En 2013 sous l’impulsion de la Fédération de l’estampe, je monte un atelier de gravure, qui sera installé aux ateliers Musée Yvonne Guégan. Ma dernière exposition personnelle date de février 2020 à la Galerie des Sens à Caen et je suis accueilli à IGDA 2 pendant 3 semaines de fin février à mi-mars 2021 ainsi que dans la galerie virtuelle.

DINO FAVA – EXPOSITION “ENCORE”

Les Cosmographies

L’origine des «Cosmographies» se trouve dans une suite de petits formats, à caractère intimiste.

Suite à l’observation d’effet d’érosion sur une photo égarée dans un jardin, j’ai essayé de reproduire le procédé.

Intéressé par l’effet visuel j’ai pioché dans un stock de photos qui ne m’intéressaient plus et je les ai enterrées.

Après quelques jours j’ai déterré les photos altérées et peint à l’huile.

LES OCÉANIQUES

Encore un rapport à la forme et à la couleur à partir duquel va s’explorer un territoire.

Le mouvement de la forme et de la couleur est mis en jeu à travers une procédure particulière où s’opèrent des passages du volume à la surface plane.

Et quand l’environnement est pris en compte on peut parler d’installation.

Il en résulte de grandes toiles ou des photographies.

 Monde figure de peinture

Comme d’ habitude dans le feu de l’action, la première chose observée, c’est l’effet couleur produit par le dernier geste, un carré de 5×5 cm posée sur le dessus de la toile.

De façon conventionnelle un tableau se termine avec une action sensée équilibrer l’ensemble ou du moins, y tendre.

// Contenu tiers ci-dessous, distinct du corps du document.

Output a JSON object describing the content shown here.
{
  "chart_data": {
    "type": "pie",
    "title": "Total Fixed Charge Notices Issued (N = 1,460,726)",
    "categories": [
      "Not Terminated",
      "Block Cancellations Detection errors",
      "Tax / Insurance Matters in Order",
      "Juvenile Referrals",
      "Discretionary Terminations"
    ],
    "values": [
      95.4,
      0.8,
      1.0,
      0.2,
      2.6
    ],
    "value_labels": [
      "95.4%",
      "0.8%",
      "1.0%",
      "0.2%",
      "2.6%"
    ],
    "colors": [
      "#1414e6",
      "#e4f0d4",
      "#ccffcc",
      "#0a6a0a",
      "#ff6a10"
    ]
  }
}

Depuis environ le mois de mai 2020 peindre à l’atelier est de plus en plus compliqué.  Les événements transforment le rapport à la peinture.

Je suis dans un musée, une exposition, une maison, un livre, un rêve à la plage, un écran à l’atelier ?

Ou plutôt une possibilité de tous ces lieux en espèce de  conjonction astrale, une pluie de météores troue la peinture.

Tout cela se passe pour l’ instant dans un salon où se trouve une palette constitué de 12 x 12 couleur  déclinées sur des petites surfaces à proximité des petites toiles accrochés au mur.

Chaque peinture de cette nouvelle série met en situation un effet monde figure de peinture.

Les peintures-tigres

Tigres, série commencée en 1989, sont une métaphore de l’être humain-le rêve aller vers l’intérieur en soi et second en la noblesse de la force-

Les chinois peuvent employer le mot «Peng» pour l’idée d’une énergie en expansion; elle peut être maintenue à l’intérieur de soi.

A travers la figure, le tigre rend propice la couleur.

Formes Ovoïdes

L’oeuf, la forme ovoïde.

La vie intérieure et la vie extérieure s’y regroupent à travers la matière-couleur, en devenir, structure protectrice en laquelle se développe un corps vivant.

Tablette, tabula, tableau.

Retournées les «Figures Ovoïdes» ressemblent aussi à un visage.